Mój „mentor” Kruchy udzielił mi kilku wskazówek z których większość była związana ze zwiększeniem praktyk natury łóżkowej. Tak miałem szlifować swój „warsztat” do korzystania z niego potem na planie. Nie umiałem sobie nawet wyobrazić jak miałbym się cieszyć sexem z facetem którego nie tylko sam nie wybrałem, ale jeszcze pod okiem kamer i gapiów. Doskonale skalkulowałem, że przecież sam wszedłem bez niczego na plan w trakcie kręcenia i nikt się tym nie przejął. Dziwiłem się, że dałem się tak podejść… to wszystko przez tego czarującego naganiacza, znalazłem ich akurat kiedy potrzebowałem pracy. Potem jeszcze jak kompletny kretyn dałem się wciągnąć w zabawę pytonem, obcego jeszcze wtedy jakby nie patrzeć, Kazara. Choć tego akurat nie żałowałem zupełnie, penis rekrutera był najbardziej okazałym z tych które do tej pory poznałem, a jakby tego było mało to właściciel wiedział doskonale jak się nim posługiwać. Z lubością myślałem o nim kiedy trzepałem sobie przed snem pod prysznicem. Zdeklasował nawet mojego ulubionego aktora i jego boskie usta… rozmarzyłem się, ale kłujący ból w czaszce przywołał mnie do pionu. Skrzywiłem się i dopiłem resztę mleka ze szklanki.
Opuściłem na chwilę kuchnię by wrócić do niej z laptopem. Odpalał się on kiedy dopadłem w końcu kartkę z adresem portalu który polecił mi Kruchy. Miałem się zalogować, poznawać ludzi i umawiać się na sex i nie tylko. Podobno byłem zbyt „zdziczały”
- … wcale nie jestem „zdziczały” – warczałem pod nosem oburzony uruchamiając przeglądarkę i wklepując adres w odpowiedni pasek.
Natychmiast powitała mnie reklama z zakochaną parką, która rzekomo miała się poznać dzięki stronie. Prychnąłem pod nosem – Głupota – jednak miałem zadanie do wykonania. Kliknąłem „zarejestruj” i zaczęło się zbieranie danych…

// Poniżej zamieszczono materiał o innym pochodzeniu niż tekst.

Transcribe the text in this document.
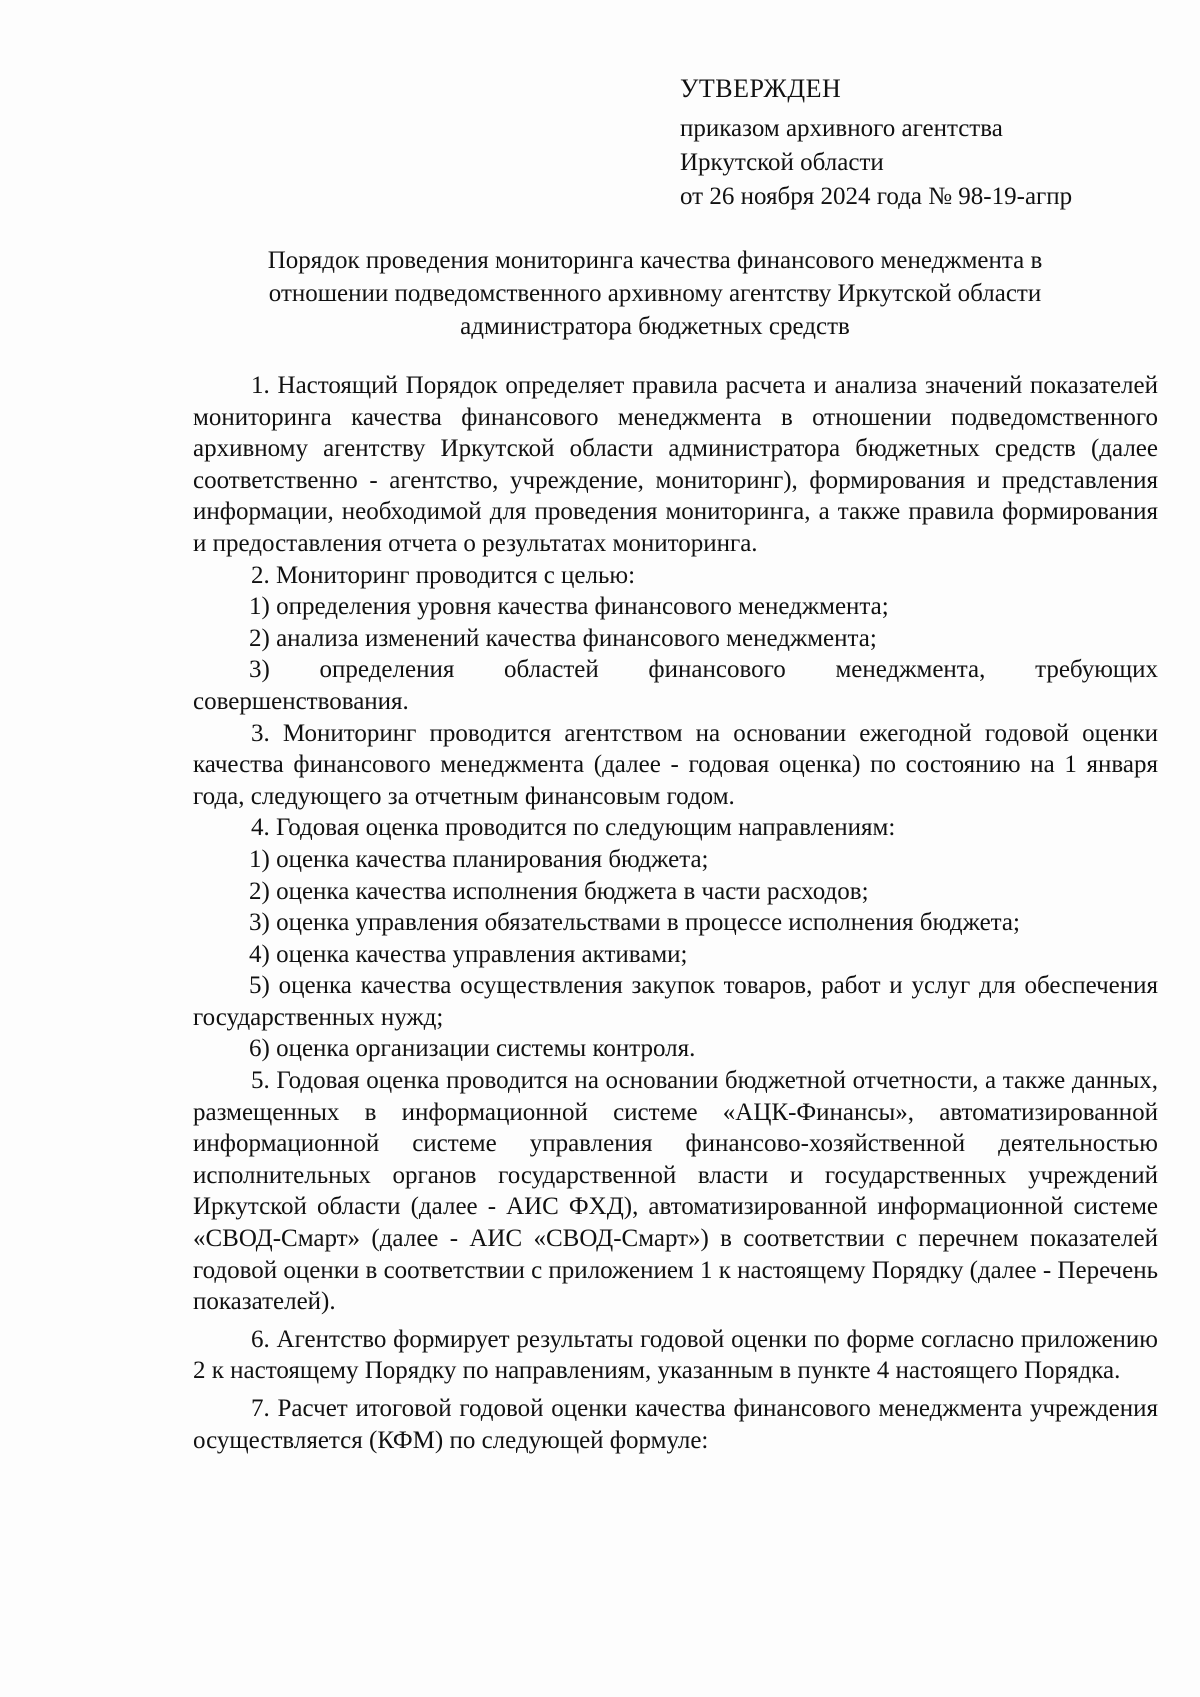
УТВЕРЖДЕН
приказом архивного агентства
Иркутской области
от 26 ноября 2024 года № 98-19-агпр
Порядок проведения мониторинга качества финансового менеджмента в
отношении подведомственного архивному агентству Иркутской области
администратора бюджетных средств

1. Настоящий Порядок определяет правила расчета и анализа значений показателей мониторинга качества финансового менеджмента в отношении подведомственного архивному агентству Иркутской области администратора бюджетных средств (далее соответственно - агентство, учреждение, мониторинг), формирования и представления информации, необходимой для проведения мониторинга, а также правила формирования и предоставления отчета о результатах мониторинга.

2. Мониторинг проводится с целью:

1) определения уровня качества финансового менеджмента;

2) анализа изменений качества финансового менеджмента;

3) определения областей финансового менеджмента, требующих совершенствования.

3. Мониторинг проводится агентством на основании ежегодной годовой оценки качества финансового менеджмента (далее - годовая оценка) по состоянию на 1 января года, следующего за отчетным финансовым годом.

4. Годовая оценка проводится по следующим направлениям:

1) оценка качества планирования бюджета;

2) оценка качества исполнения бюджета в части расходов;

3) оценка управления обязательствами в процессе исполнения бюджета;

4) оценка качества управления активами;

5) оценка качества осуществления закупок товаров, работ и услуг для обеспечения государственных нужд;

6) оценка организации системы контроля.

5. Годовая оценка проводится на основании бюджетной отчетности, а также данных, размещенных в информационной системе «АЦК-Финансы», автоматизированной информационной системе управления финансово-хозяйственной деятельностью исполнительных органов государственной власти и государственных учреждений Иркутской области (далее - АИС ФХД), автоматизированной информационной системе «СВОД-Смарт» (далее - АИС «СВОД-Смарт») в соответствии с перечнем показателей годовой оценки в соответствии с приложением 1 к настоящему Порядку (далее - Перечень показателей).

6. Агентство формирует результаты годовой оценки по форме согласно приложению 2 к настоящему Порядку по направлениям, указанным в пункте 4 настоящего Порядка.

7. Расчет итоговой годовой оценки качества финансового менеджмента учреждения осуществляется (КФМ) по следующей формуле:
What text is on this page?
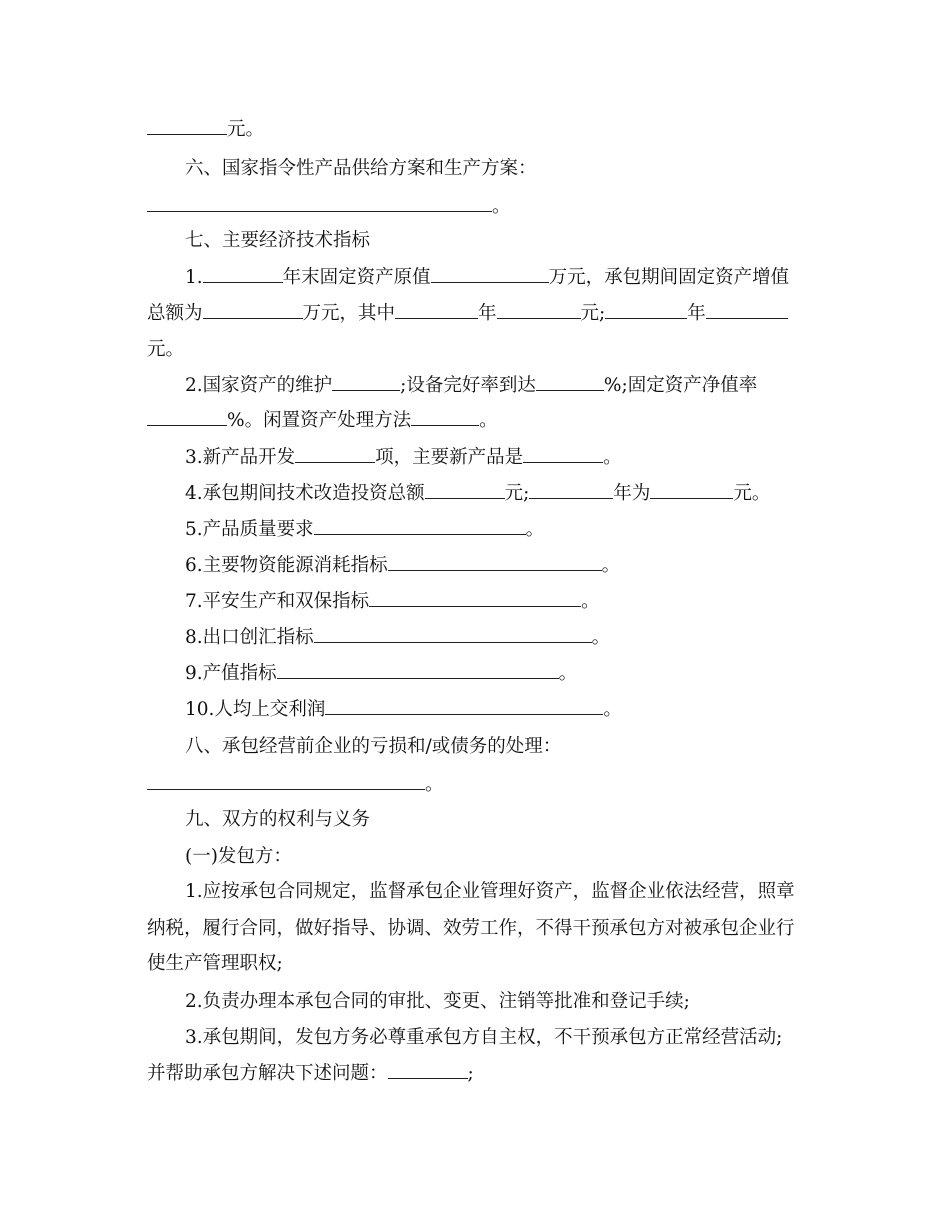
元。
六、国家指令性产品供给方案和生产方案：
。
七、主要经济技术指标
1.	年末固定资产原值	万元，承包期间固定资产增值
总额为	万元，其中	年	元;	年
元。
2.国家资产的维护	;设备完好率到达	%;固定资产净值率
%。闲置资产处理方法	。
3.新产品开发	项，主要新产品是	。
4.承包期间技术改造投资总额	元;	年为	元。
5.产品质量要求	。
6.主要物资能源消耗指标	。
7.平安生产和双保指标	。
8.出口创汇指标	。
9.产值指标	。
10.人均上交利润	。
八、承包经营前企业的亏损和/或债务的处理：
。
九、双方的权利与义务
(一)发包方：
1.应按承包合同规定，监督承包企业管理好资产，监督企业依法经营，照章
纳税，履行合同，做好指导、协调、效劳工作，不得干预承包方对被承包企业行
使生产管理职权;
2.负责办理本承包合同的审批、变更、注销等批准和登记手续;
3.承包期间，发包方务必尊重承包方自主权，不干预承包方正常经营活动;
并帮助承包方解决下述问题：	;
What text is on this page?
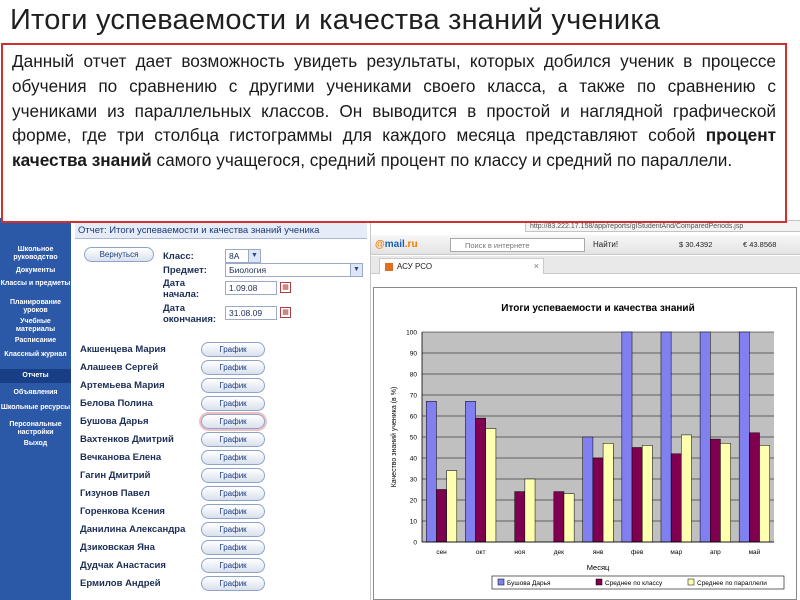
Итоги успеваемости и качества знаний ученика

Данный отчет дает возможность увидеть результаты, которых добился ученик в процессе обучения по сравнению с другими учениками своего класса, а также по сравнению с учениками из параллельных классов. Он выводится в простой и наглядной графической форме, где три столбца гистограммы для каждого месяца представляют собой процент качества знаний самого учащегося, средний процент по классу и средний по параллели.

Школьное руководство
Документы
Классы и предметы
Планирование уроков
Учебные материалы
Расписание
Классный журнал
Отчеты
Объявления
Школьные ресурсы
Персональные настройки
Выход
Отчет: Итоги успеваемости и качества знаний ученика
Вернуться	Класс:	8А	▼
Предмет:	Биология	▼
Дата
начала:
1.09.08	▦
Дата
окончания:
31.08.09	▦
Акшенцева Мария	График
Алашеев Сергей	График
Артемьева Мария	График
Белова Полина	График
Бушова Дарья	График
Вахтенков Дмитрий	График
Вечканова Елена	График
Гагин Дмитрий	График
Гизунов Павел	График
Горенкова Ксения	График
Данилина Александра	График
Дзиковская Яна	График
Дудчак Анастасия	График
Ермилов Андрей	График
http://83.222.17.158/app/reports/gIStudentAnd/ComparedPeriods.jsp
@mail.ru	Поиск в интернете	Найти!	$ 30.4392	€ 43.8568
АСУ РСО	×
Итоги успеваемости и качества знаний
0
10
20
30
40
50
60
70
80
90
100
сен	окт	ноя	дек	янв	фев	мар	апр	май
Месяц
Качество знаний ученика (в %)
Бушова Дарья	Среднее по классу	Среднее по параллели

Przebrnięcie przez uzupełnianie profilu wyjęła mi z życia prawie 30 minut i pozostała mi jedynie nazwa użytkownika i zdjęcie. Postanowiłem nie wydziwiać, wiec jako nick wpisałem swoje imię i pierwszą literę nazwiska. Okazało się być zajęte więc ostatecznie nazywałem się: Ethaaan_W. Ze zdjęciem było gorzej.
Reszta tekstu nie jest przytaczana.